Promoverá fielmente el derecho, no vacilará ni se quebrará, hasta implantar el
derecho en la tierra, y sus leyes que esperan las islas. Yo, el Señor, te he
llamado con justicia, te he cogido de la mano, te he formado, y te he hecho
alianza de un pueblo, luz de las naciones. Para que abras los ojos de los
ciegos, saques a los cautivos de la prisión, y de la mazmorra a los que habitan
las tinieblas.»
El
programa indica, ante todo, lo que no hará:
gritar, clamar, vocear, que equivale a amenazar y condenar; quebrar la caña
cascada y apagar el pabilo vacilante, símbolos de seres peligrosos o débiles,
que es preferible eliminar (basta pensar en Leví, el recaudador de impuestos,
la mujer sorprendida en adulterio, la prostituta…).
Dice
luego lo que hará: promover e
implantar el derecho, o, dicho de otra forma, abrir los ojos de los ciegos,
sacar a los cautivos de la prisión; estas imágenes se refieren probablemente a
la actividad del rey persa Ciro, del que espera el profeta la liberación de los
pueblos sometidos por Babilonia; aplicadas a Jesús tienen un sentido distinto,
más global y profundo, que incluye la liberación espiritual y personal.
El
programa incluye también cómo se comportará:
«no vacilará ni se quebrará». Su misión no será sencilla ni bien acogida por
todos. Abundarán las críticas y las condenas, sobre todo por parte de las
autoridades religiosas judías (escribas, fariseos, sumos sacerdotes). Pero en
todo momento se mantendrá firme, hasta la muerte.

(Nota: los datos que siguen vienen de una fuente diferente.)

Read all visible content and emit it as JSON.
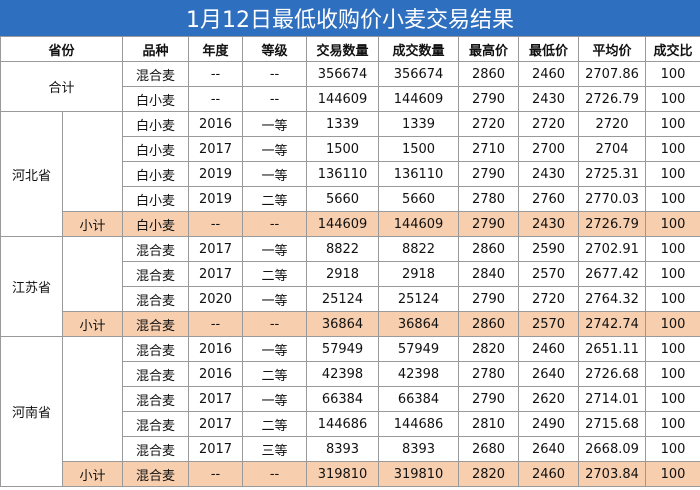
{
  "title": "1月12日最低收购价小麦交易结果",
  "headers": {
    "province": "省份",
    "variety": "品种",
    "year": "年度",
    "grade": "等级",
    "deal_qty": "交易数量",
    "done_qty": "成交数量",
    "max_price": "最高价",
    "min_price": "最低价",
    "avg_price": "平均价",
    "deal_ratio": "成交比"
  },
  "total": {
    "label": "合计",
    "rows": [
      {
        "variety": "混合麦",
        "year": "--",
        "grade": "--",
        "deal": "356674",
        "done": "356674",
        "max": "2860",
        "min": "2460",
        "avg": "2707.86",
        "ratio": "100"
      },
      {
        "variety": "白小麦",
        "year": "--",
        "grade": "--",
        "deal": "144609",
        "done": "144609",
        "max": "2790",
        "min": "2430",
        "avg": "2726.79",
        "ratio": "100"
      }
    ]
  },
  "hebei": {
    "name": "河北省",
    "rows": [
      {
        "variety": "白小麦",
        "year": "2016",
        "grade": "一等",
        "deal": "1339",
        "done": "1339",
        "max": "2720",
        "min": "2720",
        "avg": "2720",
        "ratio": "100"
      },
      {
        "variety": "白小麦",
        "year": "2017",
        "grade": "一等",
        "deal": "1500",
        "done": "1500",
        "max": "2710",
        "min": "2700",
        "avg": "2704",
        "ratio": "100"
      },
      {
        "variety": "白小麦",
        "year": "2019",
        "grade": "一等",
        "deal": "136110",
        "done": "136110",
        "max": "2790",
        "min": "2430",
        "avg": "2725.31",
        "ratio": "100"
      },
      {
        "variety": "白小麦",
        "year": "2019",
        "grade": "二等",
        "deal": "5660",
        "done": "5660",
        "max": "2780",
        "min": "2760",
        "avg": "2770.03",
        "ratio": "100"
      }
    ],
    "subtotal": {
      "label": "小计",
      "variety": "白小麦",
      "year": "--",
      "grade": "--",
      "deal": "144609",
      "done": "144609",
      "max": "2790",
      "min": "2430",
      "avg": "2726.79",
      "ratio": "100"
    }
  },
  "jiangsu": {
    "name": "江苏省",
    "rows": [
      {
        "variety": "混合麦",
        "year": "2017",
        "grade": "一等",
        "deal": "8822",
        "done": "8822",
        "max": "2860",
        "min": "2590",
        "avg": "2702.91",
        "ratio": "100"
      },
      {
        "variety": "混合麦",
        "year": "2017",
        "grade": "二等",
        "deal": "2918",
        "done": "2918",
        "max": "2840",
        "min": "2570",
        "avg": "2677.42",
        "ratio": "100"
      },
      {
        "variety": "混合麦",
        "year": "2020",
        "grade": "一等",
        "deal": "25124",
        "done": "25124",
        "max": "2790",
        "min": "2720",
        "avg": "2764.32",
        "ratio": "100"
      }
    ],
    "subtotal": {
      "label": "小计",
      "variety": "混合麦",
      "year": "--",
      "grade": "--",
      "deal": "36864",
      "done": "36864",
      "max": "2860",
      "min": "2570",
      "avg": "2742.74",
      "ratio": "100"
    }
  },
  "henan": {
    "name": "河南省",
    "rows": [
      {
        "variety": "混合麦",
        "year": "2016",
        "grade": "一等",
        "deal": "57949",
        "done": "57949",
        "max": "2820",
        "min": "2460",
        "avg": "2651.11",
        "ratio": "100"
      },
      {
        "variety": "混合麦",
        "year": "2016",
        "grade": "二等",
        "deal": "42398",
        "done": "42398",
        "max": "2780",
        "min": "2640",
        "avg": "2726.68",
        "ratio": "100"
      },
      {
        "variety": "混合麦",
        "year": "2017",
        "grade": "一等",
        "deal": "66384",
        "done": "66384",
        "max": "2790",
        "min": "2620",
        "avg": "2714.01",
        "ratio": "100"
      },
      {
        "variety": "混合麦",
        "year": "2017",
        "grade": "二等",
        "deal": "144686",
        "done": "144686",
        "max": "2810",
        "min": "2490",
        "avg": "2715.68",
        "ratio": "100"
      },
      {
        "variety": "混合麦",
        "year": "2017",
        "grade": "三等",
        "deal": "8393",
        "done": "8393",
        "max": "2680",
        "min": "2640",
        "avg": "2668.09",
        "ratio": "100"
      }
    ],
    "subtotal": {
      "label": "小计",
      "variety": "混合麦",
      "year": "--",
      "grade": "--",
      "deal": "319810",
      "done": "319810",
      "max": "2820",
      "min": "2460",
      "avg": "2703.84",
      "ratio": "100"
    }
  },
  "colors": {
    "title_bg": "#2f6fbf",
    "subtotal_bg": "#f8cfae"
  }
}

Misión cumplida: pasó haciendo el bien (Hechos 10,34-38)
La
segunda lectura, de los Hechos de los Apóstoles, Pedro, dirigiéndose al
centurión Cornelio y a su familia, resumen en estas pocas palabras la actividad
de Jesús: “Pasó haciendo el bien”. Un buen ejemplo para vivir nuestro bautismo.
En aquellos días, Pedro tomó la palabra y dijo: «Está claro que Dios
no hace distinciones; acepta al que lo teme y practica la justicia, sea de la
nación que sea. Envió su palabra a los israelitas, anunciando la paz que
traería Jesucristo, el Señor de todos. Conocéis lo que sucedió en el país de
los judíos, cuando Juan predicaba el bautismo, aunque la cosa empezó en
Galilea. Me refiero a Jesús de Nazaret, ungido por Dios con la fuerza del
Espíritu Santo, que pasó haciendo el bien y curando a los oprimidos por el
diablo, porque Dios estaba con él.»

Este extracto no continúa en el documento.